Los cristianos, no sólo por la luz de la razón, sino también por el “esplendor de la verdad” que les da la fe, están comprometidos a llamar a las cosas por su nombre: llamar al bien “bien”; y al mal, “mal”. En un marco cultural muy relativista, que pretende anular todas las diferencias, incluso las esenciales, entre familia y uniones de hecho, es necesaria una lúcida sabiduría y una libertad más intrépida, para no prestarse a equívocos ni a componendas, convencidos de que la “crisis más peligrosa que puede afectar al hombre” es “la confusión del bien y del mal, que hace imposible construir y conservar el orden moral de los individuos y de las comunidades” (Veritatis splendor, 93). La encíclica que acabo de citar recoge las palabras del profeta del Antiguo Testamento: “¡Ay de los que llaman al mal “bien”, y al bien “mal”; que dan oscuridad por luz, y luz por oscuridad; que dan amargo por dulce, y dulce por amargo!” (Is 5,20).

La comprensión y, a veces, la compasión por ciertas situaciones difíciles y dolorosas de las personas que viven en una unión de hecho, es legítima, más aún, obligatoria. Pero comprensión no equivale a justificación. Más bien, se debe poner de relieve que la verdad constituye un bien esencial de la persona y de su auténtica libertad, de modo que la afirmación de la verdad no es una ofensa a las personas, sino una ayuda real. A este respecto, son significativas las palabras de Pablo VI: “No menoscabar en nada la saludable doctrina de Cristo es una forma de caridad eminente hacia las almas” (Humanae vitae, 29).

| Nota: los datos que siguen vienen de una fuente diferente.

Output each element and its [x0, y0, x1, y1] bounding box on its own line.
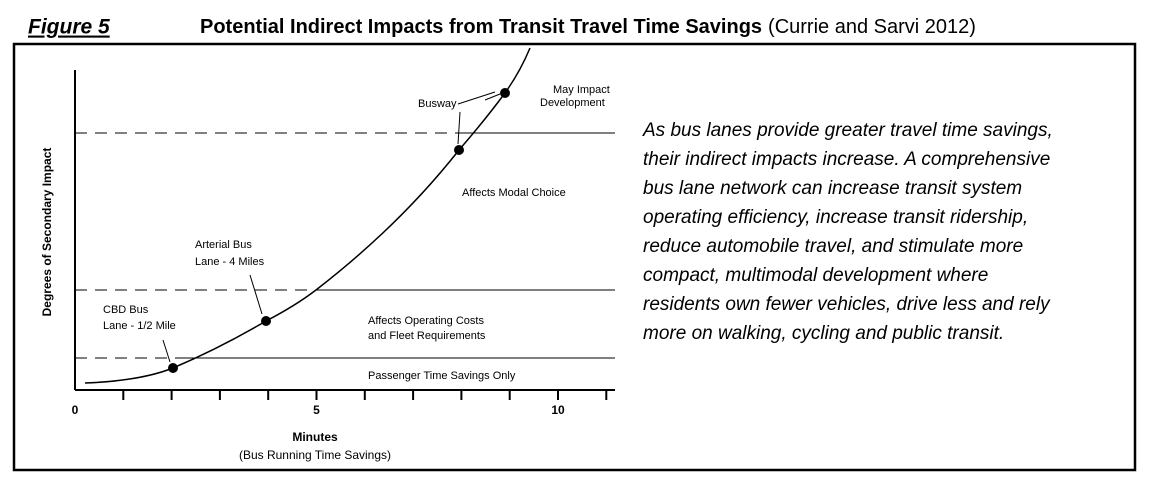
zone-label: Affects Modal Choice — [462, 187, 566, 199]
point-label: Busway — [418, 98, 457, 110]
description-line: As bus lanes provide greater travel time… — [642, 120, 1053, 141]
source: (Currie and Sarvi 2012) — [768, 16, 976, 38]
description: As bus lanes provide greater travel time… — [642, 120, 1053, 344]
zone-label: Affects Operating Costs — [368, 315, 484, 327]
point-label: CBD Bus — [103, 304, 149, 316]
description-line: bus lane network can increase transit sy… — [643, 178, 1022, 199]
figure-title: Potential Indirect Impacts from Transit … — [200, 16, 976, 38]
point-label: Lane - 4 Miles — [195, 256, 265, 268]
x-axis-label: Minutes — [292, 430, 338, 444]
description-line: reduce automobile travel, and stimulate … — [643, 236, 1023, 257]
figure-label: Figure 5 — [28, 16, 110, 39]
description-line: their indirect impacts increase. A compr… — [643, 149, 1050, 170]
point — [168, 363, 178, 373]
point — [500, 88, 510, 98]
point — [261, 316, 271, 326]
arrow — [457, 91, 496, 105]
x-tick-label: 0 — [72, 403, 79, 417]
arrow — [249, 274, 263, 315]
figure-border — [12, 42, 1137, 472]
ticks: 0 5 10 — [72, 390, 608, 417]
description-line: operating efficiency, increase transit r… — [643, 207, 1028, 228]
title: Potential Indirect Impacts from Transit … — [200, 16, 762, 38]
description-line: residents own fewer vehicles, drive less… — [643, 294, 1051, 315]
arrow — [484, 93, 501, 101]
zone-label: Passenger Time Savings Only — [368, 370, 516, 382]
point-label: May Impact — [553, 84, 610, 96]
point-label: Lane - 1/2 Mile — [103, 320, 176, 332]
description-line: more on walking, cycling and public tran… — [643, 323, 1004, 344]
point — [454, 145, 464, 155]
description-line: compact, multimodal development where — [643, 265, 988, 286]
zone-label: and Fleet Requirements — [368, 330, 486, 342]
x-tick-label: 5 — [313, 403, 320, 417]
arrow — [457, 111, 461, 145]
point-label: Arterial Bus — [195, 239, 252, 251]
y-axis-label: Degrees of Secondary Impact — [40, 148, 54, 317]
arrow — [162, 339, 171, 363]
x-tick-label: 10 — [551, 403, 565, 417]
x-axis-sublabel: (Bus Running Time Savings) — [239, 448, 391, 462]
point-label: Development — [540, 97, 605, 109]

Pablo VI prosigue iluminando el otro aspecto fundamental de la acción pastoral de la Iglesia: “Pero esto debe ir acompañado siempre de la paciencia y de la bondad de que el mismo Señor dio ejemplo en su trato con los hombres” (ib).

Esto significa que los cristianos están llamados a tratar de comprender las múltiples razones personales, sociales y culturales de la difusión de las uniones de hecho. También a las personas que se encuentran en esta situación debe dirigirse la atención pastoral ordinaria de la comunidad eclesial, una atención que implica cercanía, dedicación a sus problemas y dificultades, diálogo paciente, ayuda concreta, especialmente con respecto los hijos y a sus derechos ético-sociales y patrimoniales. Una pastoral inteligente y discreta puede lograr a veces que estas uniones lleguen a regularizar su estado con el necesario compromiso público.

También en este campo, el esfuerzo pastoral prioritario consiste en la prevención, que implica un servicio sistemático y capital a los jóvenes y a su preparación para el matrimonio. Y, junto con la prevención, el esfuerzo por promover una pastoral familiar habitual y constante, destinada a hacer que las familias sean protagonistas de una acción encaminada al crecimiento humano y cristiano de las familias mismas. En este ámbito se sitúa, y no en un lugar secundario, el testimonio de vida que las familias cristianas deben dar sobre la belleza de una unión estable, más aún, indisoluble.

De igual modo, es tarea de la comunidad cristiana alentar y, a la vez, colaborar para que se realice en la comunidad civil una verdadera política familiar. Entre otras cosas, que los cristianos tengan que favorecer una acción cultural global y profunda, orientada a la promoción de una mentalidad y unas costumbres gracias a las cuales, con buenas razones y ejemplos estimulantes, la gente se convenza de la importancia que tiene la familia fundada en el matrimonio para toda la sociedad. A mismo tiempo, siguiendo las indicaciones del Directorio para la pastoral familiar (n,113), en las diversas y múltiples iniciativas de formación de los cristianos en la actividad social y política, habrá que presentar a la familia como la primera realidad que se ha de promover con vistas a la realización del bien común; se deberá recordar continuamente a todos los agentes sociales y políticos la necesidad y la urgencia de una adecuada política familiar; y habrá que impulsar y ayudar a las familias cristianas a que vuelvan a ser protagonistas responsables de su papel en la sociedad.